Optimization of Online Determination Model for Sugar in a Whole Apple Using Full Transmittance Spectrum

In Vis/NIR nondestructive detection, the accuracy of the prediction model is affected by many factors such as spectral quality, biological variability, detection system and modeling method. In this study, the multi-point full-transmittance spectra (650 similar to 1 000 nm) of "Fuji" apple were acquired at a speed of 0. 5 m . s(-1) with an integration time of 0. 5 ms using an on-line spectrum measurement system. The spectral intensity changed with the detection orientations significantly, but the spectral curves of different orientations were similar, with an obvious peak at 920 nm and an obvious valley at 850 nm. To establish a reliable, accurate, and stable sugar calibration model of intact apple, three spectra preprocessing methods, including moving average smoothing, standard normal variate, and multiplicative scatter correction (MSC) , were used to reduce the influence of noise from the environment and instrumental fluctuations. In order to analyze the effect of detection orientations on prediction accuracy, a local model based on single orientation and a universal model based on global orientations were built respectively.
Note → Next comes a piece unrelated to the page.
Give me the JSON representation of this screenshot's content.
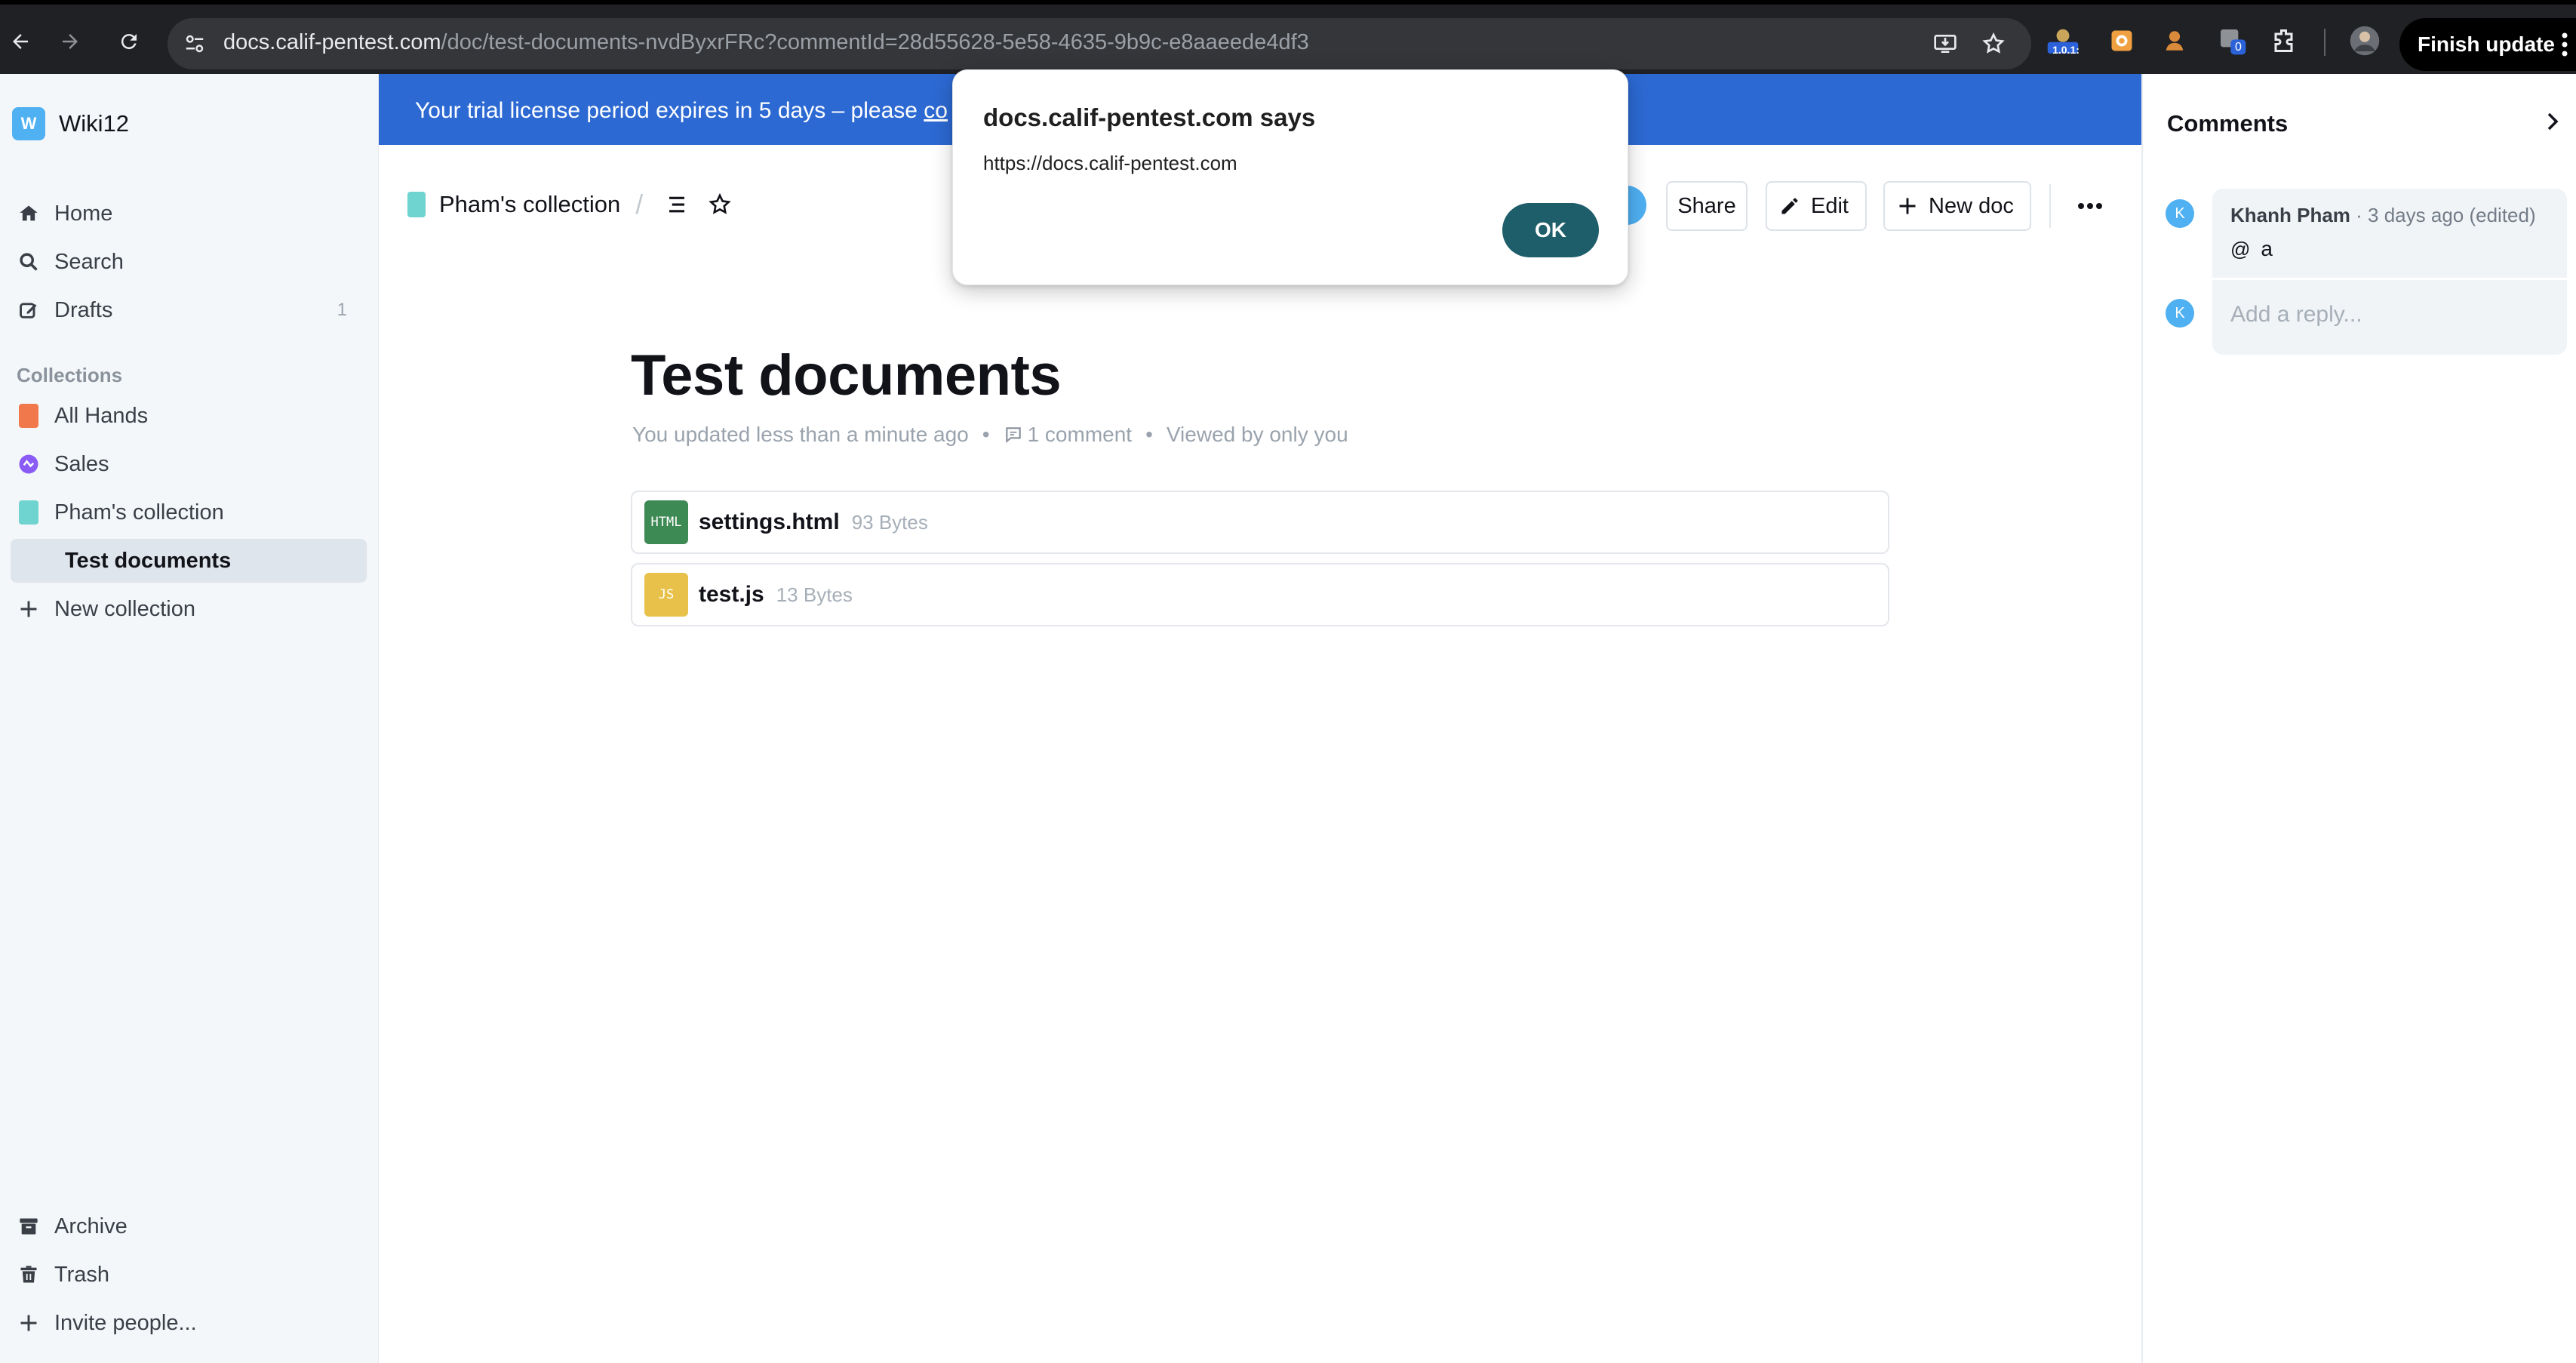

The result showed that the prediction accuracy was limited by the detection orientation in the local model, while the universal model had better applicability for multiple detection orientation than that of the local model. In order to further improve the prediction ability, a modeling method named efficient spectrum optimization was proposed to select the spectra with a high signal-to-noise ratio and remove the inefficient transmittance spectrum by investigating the interference of transmittance spectral intensity on the accuracy of the prediction model. The result showed that it is beneficial to optimize the prediction model after removing the spectrum collected from the central zone of the apple. The universal intensity optimization model considered the spectral quality of different orientations comprehensively. The prediction model was best with R-p , RMSEP and RPD of 0. 79, 0. 84% and 1. 58 respectively, when the spectral intensity threshold was 5 000. Our result illustrated that the multi-potion spectrum measurement system is promising for on-line detection of apple quality. The modeling method of efficient spectrum optimization could be selective the transmittance spectrum with a high signal-to-noise ratio and optimize the prediction model.